Florentine Klepper nimmt die beiden so unterschiedlichen Frauen sehr ernst und zeigt sie beide als garnicht so passive Frauen, wie sie meistens dargestellt werden, sondern als solche, die sich selbst und die ihnen aufgezwungenen Rollen durchbrechen, die das gesell-schaftlich geforderte Geschlechts-Korsett sprengen. Florentine Klepper macht aus der Hofmannsthalschen Komödie à la "Rosenkavalier Nummer Zwei" im Grunde ein emanzipatorisches Frauenstück am Beginn der Moderne, fast so, als wär´s ein Stück von Arthur Schnitzler. Ein Stück, in dem Tragödie und Komödie eng beieinander liegen. Es geht in dieser fein gearbeiteten Inszenierung um Liebe contra Geld, und das Recht auf erotische Selbstverwirklichung gegen alle gesellschaftlichen Erwartungen. Ich finde, das überzeugt außerordentlich. Mich hat das Stück nie so existenziell berührt wie gestern abend. Die Inszenierung offenbart das Stück als ein großartiges Plädoyer für die erotische Selbstbestimmung der Frau, ein Plädoyer aber auch für das Recht auf kompromisslose Liebe ohne Wenn und Aber, wozu auch die Pflicht zum Verzeihen gehört! Das ist die Botschaft dieser schönen Inszenierung. Und das Publikum hat diese Botschaft wohl verstanden und war von ihr sichtlich angetan.
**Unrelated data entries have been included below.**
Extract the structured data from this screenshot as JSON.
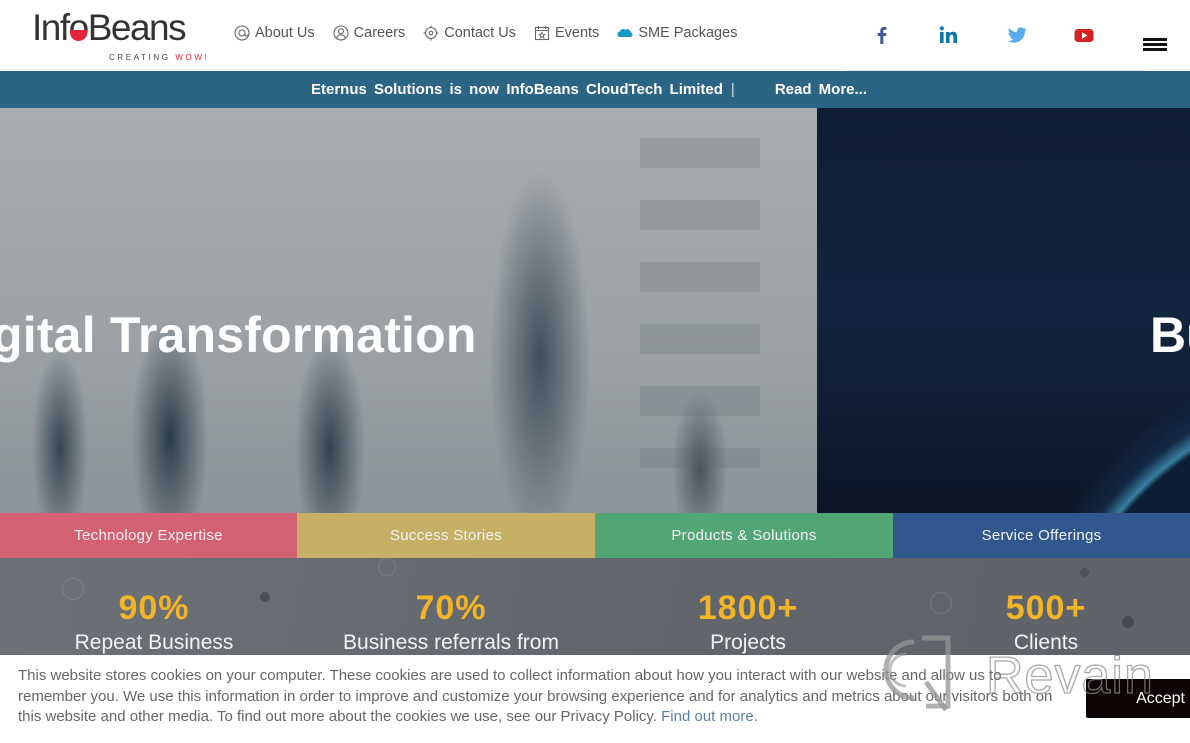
{
  "header": {
    "logo": {
      "name": "InfoBeans",
      "name_part1": "Inf",
      "name_o": "o",
      "name_part2": "Beans",
      "tagline_part1": "CREATING",
      "tagline_part2": "WOW!"
    },
    "nav": [
      {
        "label": "About Us",
        "icon": "at-circle-icon"
      },
      {
        "label": "Careers",
        "icon": "user-circle-icon"
      },
      {
        "label": "Contact Us",
        "icon": "target-icon"
      },
      {
        "label": "Events",
        "icon": "calendar-star-icon"
      },
      {
        "label": "SME Packages",
        "icon": "salesforce-cloud-icon"
      }
    ],
    "social": [
      {
        "name": "facebook",
        "color": "#3b5998"
      },
      {
        "name": "linkedin",
        "color": "#0e76a8"
      },
      {
        "name": "twitter",
        "color": "#55acee"
      },
      {
        "name": "youtube",
        "color": "#d52222"
      }
    ],
    "menu_icon": "hamburger-menu-icon"
  },
  "announcement": {
    "text": "Eternus Solutions is now InfoBeans CloudTech Limited",
    "separator": "|",
    "link": "Read More..."
  },
  "hero": {
    "slide1_title": "gital Transformation",
    "slide2_title": "Bu"
  },
  "categories": [
    {
      "label": "Technology Expertise",
      "color": "#cd4b5f"
    },
    {
      "label": "Success Stories",
      "color": "#bea550"
    },
    {
      "label": "Products & Solutions",
      "color": "#32965a"
    },
    {
      "label": "Service Offerings",
      "color": "#194682"
    }
  ],
  "stats": [
    {
      "value": "90%",
      "label": "Repeat Business"
    },
    {
      "value": "70%",
      "label": "Business referrals from"
    },
    {
      "value": "1800+",
      "label": "Projects"
    },
    {
      "value": "500+",
      "label": "Clients"
    }
  ],
  "cookie_banner": {
    "text": "This website stores cookies on your computer. These cookies are used to collect information about how you interact with our website and allow us to remember you. We use this information in order to improve and customize your browsing experience and for analytics and metrics about our visitors both on this website and other media. To find out more about the cookies we use, see our Privacy Policy.",
    "link": "Find out more.",
    "accept_label": "Accept"
  },
  "watermark": {
    "text": "Revain"
  }
}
Aber auch von der orchestralen Seite des Abends. Es hat Christian Thielemann und die Sächsische Staatskapelle Dresden geradezu fre-netisch gefeiert. Zurecht, denn es handelt sich bei diesem Orchester, das immerhin neun von 15 Strauss-Opern uraufgeführt hat, um das Strauss-Orchester schlechthin. Die Farbenpracht, die spieltechnische Raffinesse, die Musikalität und die unglaubliche Klangmagie des Orchesters haben gestern abend den Ruf der „Sächsischen Wunderharfe“ wieder einmal wieder bestätigt. Dem unbestritten-umstrittenen Dirigentenmagier Christian Thielemann sind trotz seiner ozeanisch-elementaren, um nicht zu sagen vulkanisch brüllenden, opulenten Lesart ds Stücks immer wieder Wunder von leiser, subtiler Wahrheit und Emotion gelungen, die den Abend zu einem traumhaften und bewegenden Ereignis werden ließen.